Put another way, for everyone who's attacking Mr. Harper for being too conservative, someone else is attacking him for not being conservative enough. In politics, this is known as "finding the sweet spot." Both the Liberals and the right-wing National Citizens' Coalition, which he used to head, are accusing him of reckless spending. Even Peter Mansbridge challenged him for failing to live up to his small-c conservative ideals. (I wonder how the conversation would have gone if Mr. Harper had slashed the CBC.)

Meantime, Toronto Star columnists are in a quandary. Mr. Harper has inconveniently embraced just the sort of fiscal policies endorsed by the Toronto Star. But it would be wrong to congratulate him. So instead, they are attacking him for shamelessly abandoning his principles. The ruthless ideologue they attacked in 2006 has turned into a ruthless opportunist.

Then there's what he didn't do. He didn't try to recriminalize abortion. He didn't try to repeal gay marriage or bring back hanging. He didn't consort with Christian evangelicals. For the most part, he has religiously avoided the ugly culture wars that have ripped America to shreds. Is that diabolical, or what?

In fact, about the worst thing Mr. Harper's critics can find to accuse him of is his less than scintillating personality. (No argument there.) "Harper still fails to inspire," the Star groused in its five-year-anniversary editorial. Also, as you will have heard by now, he's a control freak. My colleague Lawrence Martin has written a brilliant book on the Prime Minister's governing style. In it, we learn that Mr. Harper has a naked desire to win, is a relentless micromanager, rules his party with an iron fist and will do anything it takes to attain a majority. He wants the Conservatives to replace the Liberals as the Natural Governing Party and obliterate them from the face of the Earth - even if he's got to steal their best ideas to do it.

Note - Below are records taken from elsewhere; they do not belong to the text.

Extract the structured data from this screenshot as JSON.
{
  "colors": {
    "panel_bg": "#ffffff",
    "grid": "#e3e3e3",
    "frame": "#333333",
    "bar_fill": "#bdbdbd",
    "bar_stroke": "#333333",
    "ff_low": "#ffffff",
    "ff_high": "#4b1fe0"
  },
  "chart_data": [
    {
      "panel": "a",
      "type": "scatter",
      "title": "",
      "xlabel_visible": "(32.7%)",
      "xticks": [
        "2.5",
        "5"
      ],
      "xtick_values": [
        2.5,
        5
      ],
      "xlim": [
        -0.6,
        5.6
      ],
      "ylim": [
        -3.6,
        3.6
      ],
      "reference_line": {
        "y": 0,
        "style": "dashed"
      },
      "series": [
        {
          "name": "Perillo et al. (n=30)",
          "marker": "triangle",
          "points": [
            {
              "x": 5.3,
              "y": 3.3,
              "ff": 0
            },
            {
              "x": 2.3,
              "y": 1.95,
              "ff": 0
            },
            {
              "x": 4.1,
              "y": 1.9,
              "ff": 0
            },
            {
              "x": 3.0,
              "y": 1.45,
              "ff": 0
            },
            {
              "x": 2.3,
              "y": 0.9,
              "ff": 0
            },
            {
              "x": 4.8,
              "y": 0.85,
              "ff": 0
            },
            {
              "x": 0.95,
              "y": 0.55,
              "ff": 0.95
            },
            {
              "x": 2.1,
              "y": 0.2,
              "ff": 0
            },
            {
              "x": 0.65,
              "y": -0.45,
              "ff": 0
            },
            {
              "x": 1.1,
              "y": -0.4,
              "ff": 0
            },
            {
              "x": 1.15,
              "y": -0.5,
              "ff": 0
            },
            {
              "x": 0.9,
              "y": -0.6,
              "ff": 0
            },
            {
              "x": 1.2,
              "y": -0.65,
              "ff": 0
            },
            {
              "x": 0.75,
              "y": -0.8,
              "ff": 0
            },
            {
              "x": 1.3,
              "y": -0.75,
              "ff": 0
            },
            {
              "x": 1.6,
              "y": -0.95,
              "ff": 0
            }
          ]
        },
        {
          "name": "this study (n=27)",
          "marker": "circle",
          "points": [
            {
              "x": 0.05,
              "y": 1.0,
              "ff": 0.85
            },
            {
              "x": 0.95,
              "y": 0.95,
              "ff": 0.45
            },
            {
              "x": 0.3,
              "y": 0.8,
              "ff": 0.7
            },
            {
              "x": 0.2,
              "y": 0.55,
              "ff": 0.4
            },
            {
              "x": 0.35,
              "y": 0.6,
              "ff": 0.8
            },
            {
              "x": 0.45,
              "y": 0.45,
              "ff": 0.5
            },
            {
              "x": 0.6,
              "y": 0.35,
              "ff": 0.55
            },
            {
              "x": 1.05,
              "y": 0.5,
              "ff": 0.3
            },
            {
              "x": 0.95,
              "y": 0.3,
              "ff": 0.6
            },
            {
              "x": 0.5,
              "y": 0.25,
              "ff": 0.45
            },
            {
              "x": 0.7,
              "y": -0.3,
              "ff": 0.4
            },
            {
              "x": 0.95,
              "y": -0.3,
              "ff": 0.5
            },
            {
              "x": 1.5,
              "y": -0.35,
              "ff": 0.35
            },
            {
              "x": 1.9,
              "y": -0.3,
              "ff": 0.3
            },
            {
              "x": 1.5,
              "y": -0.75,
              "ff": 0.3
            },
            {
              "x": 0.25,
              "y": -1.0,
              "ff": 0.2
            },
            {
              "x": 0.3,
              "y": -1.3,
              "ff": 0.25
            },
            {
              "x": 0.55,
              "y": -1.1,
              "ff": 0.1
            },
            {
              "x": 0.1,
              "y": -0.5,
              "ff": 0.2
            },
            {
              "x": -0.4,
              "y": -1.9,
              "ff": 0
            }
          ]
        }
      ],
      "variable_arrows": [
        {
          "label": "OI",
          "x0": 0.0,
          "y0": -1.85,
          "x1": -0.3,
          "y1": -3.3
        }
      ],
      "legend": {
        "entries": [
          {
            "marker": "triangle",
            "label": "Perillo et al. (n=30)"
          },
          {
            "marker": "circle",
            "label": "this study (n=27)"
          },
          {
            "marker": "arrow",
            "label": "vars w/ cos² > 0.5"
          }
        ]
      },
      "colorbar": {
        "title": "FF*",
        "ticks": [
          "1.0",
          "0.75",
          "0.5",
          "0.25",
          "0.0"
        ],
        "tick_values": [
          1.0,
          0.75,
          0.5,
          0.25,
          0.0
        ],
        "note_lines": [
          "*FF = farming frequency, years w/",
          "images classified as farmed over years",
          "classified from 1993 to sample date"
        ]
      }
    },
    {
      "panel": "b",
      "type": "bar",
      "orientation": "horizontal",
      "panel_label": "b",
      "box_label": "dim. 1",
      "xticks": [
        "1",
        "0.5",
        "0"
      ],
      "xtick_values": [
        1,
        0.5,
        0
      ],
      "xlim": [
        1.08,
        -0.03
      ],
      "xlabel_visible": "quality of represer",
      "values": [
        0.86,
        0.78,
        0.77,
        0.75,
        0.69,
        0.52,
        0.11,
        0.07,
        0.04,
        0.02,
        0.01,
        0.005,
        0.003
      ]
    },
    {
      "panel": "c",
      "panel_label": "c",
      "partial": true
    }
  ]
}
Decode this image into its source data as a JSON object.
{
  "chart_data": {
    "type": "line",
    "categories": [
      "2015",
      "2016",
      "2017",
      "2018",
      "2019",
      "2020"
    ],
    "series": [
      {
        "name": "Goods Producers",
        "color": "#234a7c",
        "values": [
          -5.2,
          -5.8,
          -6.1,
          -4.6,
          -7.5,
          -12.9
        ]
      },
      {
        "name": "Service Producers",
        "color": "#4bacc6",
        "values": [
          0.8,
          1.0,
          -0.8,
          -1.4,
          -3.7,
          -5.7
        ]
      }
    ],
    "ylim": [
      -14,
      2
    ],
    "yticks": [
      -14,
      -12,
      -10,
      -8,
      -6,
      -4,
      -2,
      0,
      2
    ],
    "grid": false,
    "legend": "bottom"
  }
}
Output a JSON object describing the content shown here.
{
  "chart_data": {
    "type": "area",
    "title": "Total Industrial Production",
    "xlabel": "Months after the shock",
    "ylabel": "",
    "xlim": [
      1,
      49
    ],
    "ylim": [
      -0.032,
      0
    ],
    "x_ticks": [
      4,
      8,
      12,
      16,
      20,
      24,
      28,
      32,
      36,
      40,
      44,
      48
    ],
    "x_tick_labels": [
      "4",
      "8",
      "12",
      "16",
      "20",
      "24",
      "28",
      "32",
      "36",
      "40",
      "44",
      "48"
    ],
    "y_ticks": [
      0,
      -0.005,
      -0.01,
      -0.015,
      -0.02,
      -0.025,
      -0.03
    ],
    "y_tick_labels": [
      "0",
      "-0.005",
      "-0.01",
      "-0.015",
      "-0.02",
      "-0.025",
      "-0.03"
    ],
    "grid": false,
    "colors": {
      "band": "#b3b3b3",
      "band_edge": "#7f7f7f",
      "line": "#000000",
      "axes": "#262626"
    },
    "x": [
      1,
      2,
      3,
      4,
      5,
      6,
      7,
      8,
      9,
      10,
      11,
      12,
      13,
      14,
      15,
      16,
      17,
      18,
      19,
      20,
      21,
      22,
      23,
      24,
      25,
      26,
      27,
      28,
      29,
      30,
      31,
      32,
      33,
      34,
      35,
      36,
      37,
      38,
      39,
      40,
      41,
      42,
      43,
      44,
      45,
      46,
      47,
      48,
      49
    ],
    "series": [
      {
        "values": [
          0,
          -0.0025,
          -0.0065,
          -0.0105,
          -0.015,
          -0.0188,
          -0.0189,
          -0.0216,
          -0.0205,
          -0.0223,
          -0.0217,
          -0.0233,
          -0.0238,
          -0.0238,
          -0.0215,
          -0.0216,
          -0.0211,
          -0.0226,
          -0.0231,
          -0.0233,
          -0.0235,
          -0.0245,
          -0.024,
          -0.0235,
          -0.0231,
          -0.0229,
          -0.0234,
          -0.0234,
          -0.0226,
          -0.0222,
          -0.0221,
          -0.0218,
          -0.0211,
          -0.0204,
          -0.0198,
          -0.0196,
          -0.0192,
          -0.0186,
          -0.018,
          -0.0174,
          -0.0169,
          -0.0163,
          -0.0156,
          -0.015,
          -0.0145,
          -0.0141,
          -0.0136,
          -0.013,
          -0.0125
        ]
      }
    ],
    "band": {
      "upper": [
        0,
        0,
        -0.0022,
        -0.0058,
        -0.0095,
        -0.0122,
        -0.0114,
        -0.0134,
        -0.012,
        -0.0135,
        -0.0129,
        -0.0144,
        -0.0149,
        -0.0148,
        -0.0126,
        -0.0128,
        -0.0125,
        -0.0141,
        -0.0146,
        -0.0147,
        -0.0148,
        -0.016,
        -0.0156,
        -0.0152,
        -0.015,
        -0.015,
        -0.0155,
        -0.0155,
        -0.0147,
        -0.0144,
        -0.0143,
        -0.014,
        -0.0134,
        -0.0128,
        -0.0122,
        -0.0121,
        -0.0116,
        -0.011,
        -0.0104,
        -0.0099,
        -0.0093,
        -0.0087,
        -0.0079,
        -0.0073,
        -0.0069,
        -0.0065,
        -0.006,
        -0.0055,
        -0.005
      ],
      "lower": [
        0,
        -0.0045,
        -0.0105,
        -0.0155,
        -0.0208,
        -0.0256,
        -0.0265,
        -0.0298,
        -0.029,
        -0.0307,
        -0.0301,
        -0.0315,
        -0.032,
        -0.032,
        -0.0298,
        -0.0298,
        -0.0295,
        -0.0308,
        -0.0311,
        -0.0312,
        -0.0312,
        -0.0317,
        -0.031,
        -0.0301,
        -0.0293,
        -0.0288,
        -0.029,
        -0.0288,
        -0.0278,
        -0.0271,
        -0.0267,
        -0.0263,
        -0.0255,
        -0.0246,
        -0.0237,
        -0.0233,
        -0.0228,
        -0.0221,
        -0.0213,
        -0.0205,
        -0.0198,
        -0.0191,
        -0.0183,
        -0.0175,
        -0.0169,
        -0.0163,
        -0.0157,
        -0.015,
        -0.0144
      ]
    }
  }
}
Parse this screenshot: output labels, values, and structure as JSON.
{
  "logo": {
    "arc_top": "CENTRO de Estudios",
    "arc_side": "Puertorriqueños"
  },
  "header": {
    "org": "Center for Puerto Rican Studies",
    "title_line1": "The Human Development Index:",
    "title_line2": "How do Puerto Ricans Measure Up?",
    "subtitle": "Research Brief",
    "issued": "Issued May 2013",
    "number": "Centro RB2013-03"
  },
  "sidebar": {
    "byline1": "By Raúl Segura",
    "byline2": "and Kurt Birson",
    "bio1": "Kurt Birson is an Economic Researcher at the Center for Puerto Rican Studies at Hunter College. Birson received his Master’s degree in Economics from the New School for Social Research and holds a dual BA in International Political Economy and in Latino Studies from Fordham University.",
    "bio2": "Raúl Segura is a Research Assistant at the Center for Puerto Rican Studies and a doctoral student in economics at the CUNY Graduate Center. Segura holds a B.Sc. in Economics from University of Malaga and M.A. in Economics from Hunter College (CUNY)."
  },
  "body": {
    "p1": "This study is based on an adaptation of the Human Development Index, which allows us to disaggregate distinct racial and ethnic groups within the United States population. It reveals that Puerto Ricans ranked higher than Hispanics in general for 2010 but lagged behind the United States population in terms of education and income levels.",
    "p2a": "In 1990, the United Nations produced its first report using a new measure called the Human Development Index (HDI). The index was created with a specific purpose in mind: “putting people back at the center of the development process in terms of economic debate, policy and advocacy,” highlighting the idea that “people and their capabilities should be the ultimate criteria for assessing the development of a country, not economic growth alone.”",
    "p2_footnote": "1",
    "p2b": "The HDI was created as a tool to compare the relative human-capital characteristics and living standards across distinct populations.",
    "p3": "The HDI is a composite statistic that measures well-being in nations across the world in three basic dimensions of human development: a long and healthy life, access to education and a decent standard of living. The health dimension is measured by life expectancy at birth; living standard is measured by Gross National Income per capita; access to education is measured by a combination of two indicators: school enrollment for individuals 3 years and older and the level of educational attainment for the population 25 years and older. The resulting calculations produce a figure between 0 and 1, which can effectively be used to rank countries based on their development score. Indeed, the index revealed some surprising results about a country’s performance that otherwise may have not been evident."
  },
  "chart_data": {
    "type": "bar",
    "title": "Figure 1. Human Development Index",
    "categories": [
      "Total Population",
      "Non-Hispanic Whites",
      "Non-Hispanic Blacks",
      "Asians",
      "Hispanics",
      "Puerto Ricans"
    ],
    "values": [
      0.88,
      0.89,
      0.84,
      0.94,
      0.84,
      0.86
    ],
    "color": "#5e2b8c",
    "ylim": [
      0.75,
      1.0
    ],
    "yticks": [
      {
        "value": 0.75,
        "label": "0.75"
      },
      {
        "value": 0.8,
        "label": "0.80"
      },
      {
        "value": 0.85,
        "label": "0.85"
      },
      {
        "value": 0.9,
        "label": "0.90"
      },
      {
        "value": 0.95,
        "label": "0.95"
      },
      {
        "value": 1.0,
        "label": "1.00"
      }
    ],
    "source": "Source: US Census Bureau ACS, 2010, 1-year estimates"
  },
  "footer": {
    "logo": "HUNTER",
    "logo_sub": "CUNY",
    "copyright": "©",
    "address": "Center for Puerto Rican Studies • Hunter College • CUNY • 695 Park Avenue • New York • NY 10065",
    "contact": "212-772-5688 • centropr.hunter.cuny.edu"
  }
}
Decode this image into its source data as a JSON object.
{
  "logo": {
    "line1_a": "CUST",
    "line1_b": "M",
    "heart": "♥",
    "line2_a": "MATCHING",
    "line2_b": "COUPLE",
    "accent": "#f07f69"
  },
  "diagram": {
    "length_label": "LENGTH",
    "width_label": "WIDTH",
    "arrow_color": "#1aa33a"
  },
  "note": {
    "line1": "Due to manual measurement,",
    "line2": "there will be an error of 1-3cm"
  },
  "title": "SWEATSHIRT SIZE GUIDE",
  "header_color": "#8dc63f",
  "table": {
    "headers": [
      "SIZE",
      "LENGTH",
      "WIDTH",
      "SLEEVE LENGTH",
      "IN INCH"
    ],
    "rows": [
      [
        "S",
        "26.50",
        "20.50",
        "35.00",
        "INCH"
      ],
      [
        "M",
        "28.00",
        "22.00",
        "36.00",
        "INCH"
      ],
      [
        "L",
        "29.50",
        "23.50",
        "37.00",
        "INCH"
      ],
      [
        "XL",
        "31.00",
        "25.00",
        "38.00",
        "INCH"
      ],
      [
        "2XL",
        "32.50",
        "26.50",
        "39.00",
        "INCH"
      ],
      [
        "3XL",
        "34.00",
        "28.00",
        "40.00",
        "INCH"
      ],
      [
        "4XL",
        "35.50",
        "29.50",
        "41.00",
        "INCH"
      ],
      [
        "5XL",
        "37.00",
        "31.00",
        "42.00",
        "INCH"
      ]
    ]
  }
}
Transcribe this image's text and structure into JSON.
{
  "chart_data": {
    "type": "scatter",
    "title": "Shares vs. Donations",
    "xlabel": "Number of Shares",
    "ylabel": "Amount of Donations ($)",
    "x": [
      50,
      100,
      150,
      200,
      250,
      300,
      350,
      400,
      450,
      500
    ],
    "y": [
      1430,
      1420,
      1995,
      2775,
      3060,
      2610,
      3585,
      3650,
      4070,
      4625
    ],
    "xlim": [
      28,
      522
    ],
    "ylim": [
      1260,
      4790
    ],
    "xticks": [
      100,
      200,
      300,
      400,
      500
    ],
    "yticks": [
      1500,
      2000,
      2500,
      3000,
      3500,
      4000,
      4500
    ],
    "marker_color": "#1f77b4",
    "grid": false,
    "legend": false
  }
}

In other words, he's a shrewd and focused political operator who gets results. The Liberals should be so lucky.

Mr. Harper's critics like to froth about his contempt for process. Others froth about his lack of vision. But the vast majority of Canadians don't care. What they really care about is whether their jobs and savings and property values are reasonably secure and whether their kids will be able to find work. As the traumatized countries of the West grapple with their biggest scare in decades, what they really want is for an adult to be in charge. Canadians are acutely aware that unlike the Americans, the British, the Irish, the Spanish, the Greeks, the Portuguese and God knows who else, we've gotten off lightly. We want a guy at the top who we are pretty sure can keep it that way. We don't have to like him. We can even loathe him. But we'll keep on putting up with him, so long as he doesn't screw it up.